Implementing Secure Socket Layer (SSL) or Transport Layer Security (TLS) protocols is the easiest way to do this. These rules or codes of conduct ensure that the data while travelling through the internet, remains encrypted and incomprehensible to interceptors.

Most websites highlight that they have these protocols in place via this sign:

Of course, now that you have encrypted your data, you must have a way to unlock it.

Who better to explain key management than the people who know it best?

SSL.com describes key management as the comprehensive processes and infrastructure required to control cryptographic keys throughout their lifecycle. This includes key generation (creating new cryptographic keys using secure algorithms), key distribution (securely delivering keys to authorised entities), key use (employing keys for cryptographic operations like encryption), key storage (storing keys securely when not in use), key revocation (revoking compromised or obsolete keys), and key destruction (securely destroying keys at end of life).

Record everything - all events and transactions within an application - to establish a detailed account of system operations, security incidents, and potential vulnerabilities. 

This record will be your playbook and the source of information, acting like an early warning system should something be amiss. Regularly review your server and application logs for unusual activities and perform vulnerability scans with tools like Nessus or OpenVAS.

However, having a record is not enough.

You must also consistently monitor and review your data and what you record in your real-time logs. This way, you can stay one step ahead and be aware early on if something unusual happens that may signify security breaches, operational failures, or other significant issues. Tools like Intrusion Detection/Prevention Systems (IDS/IPS) will help you spot and respond to suspicious activities in real time.
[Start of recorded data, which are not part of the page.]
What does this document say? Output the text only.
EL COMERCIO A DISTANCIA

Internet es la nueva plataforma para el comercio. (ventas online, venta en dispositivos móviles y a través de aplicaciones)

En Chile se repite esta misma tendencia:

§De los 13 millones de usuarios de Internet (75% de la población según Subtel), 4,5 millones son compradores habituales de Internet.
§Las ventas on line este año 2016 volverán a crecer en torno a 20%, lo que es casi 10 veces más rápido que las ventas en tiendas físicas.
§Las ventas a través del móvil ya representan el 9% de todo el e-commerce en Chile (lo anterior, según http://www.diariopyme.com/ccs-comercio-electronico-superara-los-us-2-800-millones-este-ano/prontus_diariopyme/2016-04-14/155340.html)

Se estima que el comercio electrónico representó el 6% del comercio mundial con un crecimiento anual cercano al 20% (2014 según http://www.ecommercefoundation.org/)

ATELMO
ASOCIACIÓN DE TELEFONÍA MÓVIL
The process of regularly updating applications to their latest, secure versions is known as patching. While typically intended to boost safety, everyone probably knows what happens when patching goes wrong. Earlier this year, CrowdStrike, a US-based cybersecurity technology company, released a series of patches. While the update was intended to bring minor improvements that customers would have barely noticed, it caused significant problems due to a logic error in the update software. The CrowdStrike update incident had a profound impact, affecting nearly 8.5 million Microsoft devices across various user groups., By some estimates, Fortune 500 companies lost $5.4 billion in the outage.

For me, it further reinforces the complexity of security.
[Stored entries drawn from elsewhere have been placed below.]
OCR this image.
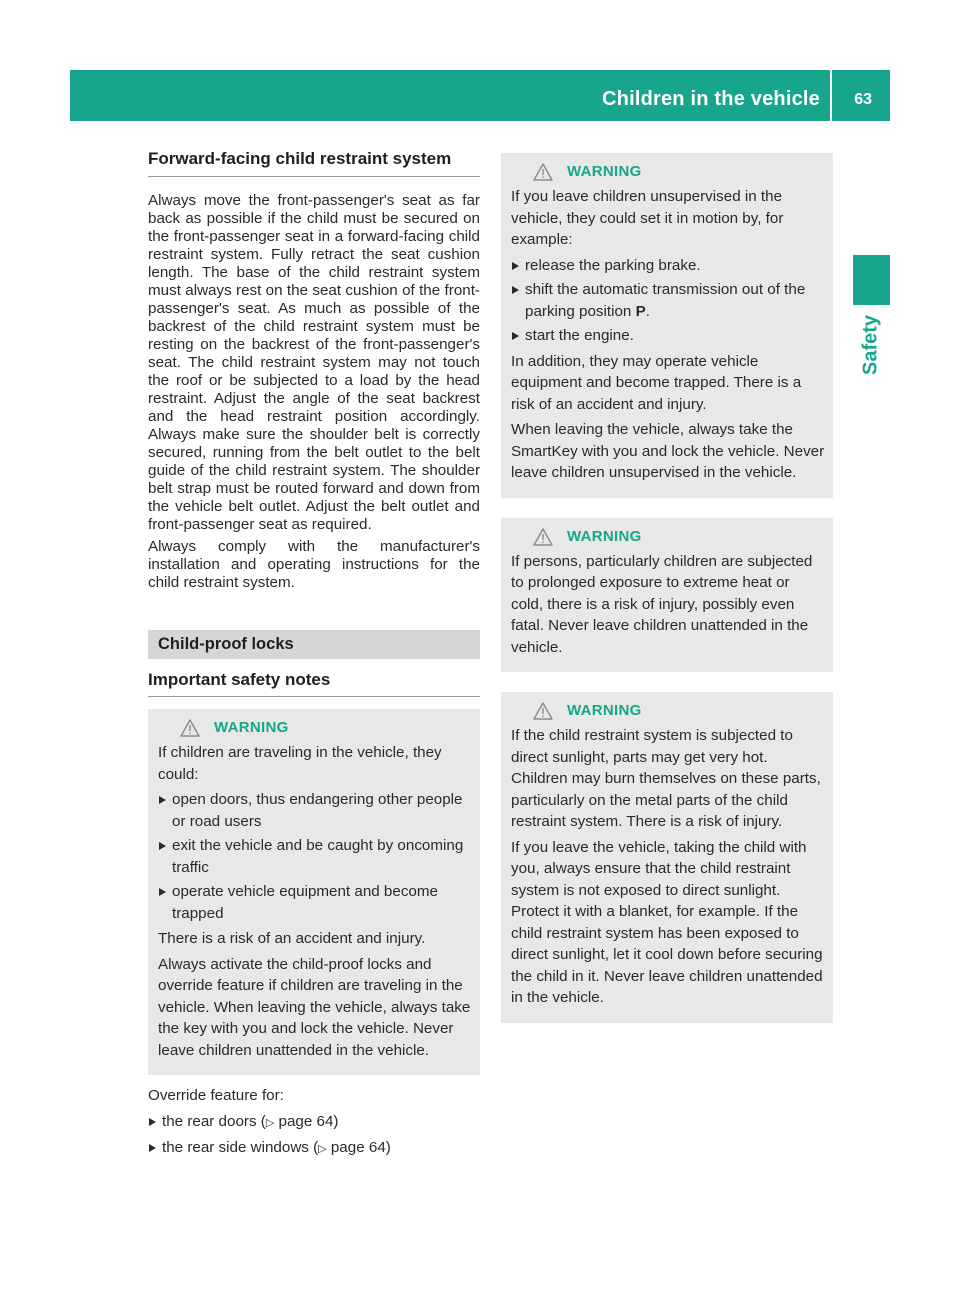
Children in the vehicle 63
Safety
Forward-facing child restraint system

Always move the front-passenger's seat as far back as possible if the child must be secured on the front-passenger seat in a forward-facing child restraint system. Fully retract the seat cushion length. The base of the child restraint system must always rest on the seat cushion of the front-passenger's seat. As much as possible of the backrest of the child restraint system must be resting on the backrest of the front-passenger's seat. The child restraint system may not touch the roof or be subjected to a load by the head restraint. Adjust the angle of the seat backrest and the head restraint position accordingly. Always make sure the shoulder belt is correctly secured, running from the belt outlet to the belt guide of the child restraint system. The shoulder belt strap must be routed forward and down from the vehicle belt outlet. Adjust the belt outlet and front-passenger seat as required.

Always comply with the manufacturer's installation and operating instructions for the child restraint system.

Child-proof locks
Important safety notes
WARNING

If children are traveling in the vehicle, they could:

open doors, thus endangering other people or road users
exit the vehicle and be caught by oncoming traffic
operate vehicle equipment and become trapped

There is a risk of an accident and injury.

Always activate the child-proof locks and override feature if children are traveling in the vehicle. When leaving the vehicle, always take the key with you and lock the vehicle. Never leave children unattended in the vehicle.

Override feature for:

the rear doors (▷ page 64)
the rear side windows (▷ page 64)
WARNING

If you leave children unsupervised in the vehicle, they could set it in motion by, for example:

release the parking brake.
shift the automatic transmission out of the parking position P.
start the engine.

In addition, they may operate vehicle equipment and become trapped. There is a risk of an accident and injury.

When leaving the vehicle, always take the SmartKey with you and lock the vehicle. Never leave children unsupervised in the vehicle.

WARNING

If persons, particularly children are subjected to prolonged exposure to extreme heat or cold, there is a risk of injury, possibly even fatal. Never leave children unattended in the vehicle.

WARNING

If the child restraint system is subjected to direct sunlight, parts may get very hot. Children may burn themselves on these parts, particularly on the metal parts of the child restraint system. There is a risk of injury.

If you leave the vehicle, taking the child with you, always ensure that the child restraint system is not exposed to direct sunlight. Protect it with a blanket, for example. If the child restraint system has been exposed to direct sunlight, let it cool down before securing the child in it. Never leave children unattended in the vehicle.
Here are some quick tips from Peter Fogarty, Senior Sales Executive, Ekco.

• Schedule regular backups of your website and check their integrity periodically. Set up disaster recovery measures by replicating your production VMs to another location to ensure a quick recovery time if needed.
• Deploy a Web Application Firewall (WAF) to protect against common web attacks, and ensure your team is regularly trained on the latest security practices. 

Ensuring the security of your brand is an ongoing process that involves multiple layers of defence and regular maintenance. It's about taking a layered approach, educating employees, and staying vigilant. And it's about staying current with AI's potential in enabling and preventing cybercrime.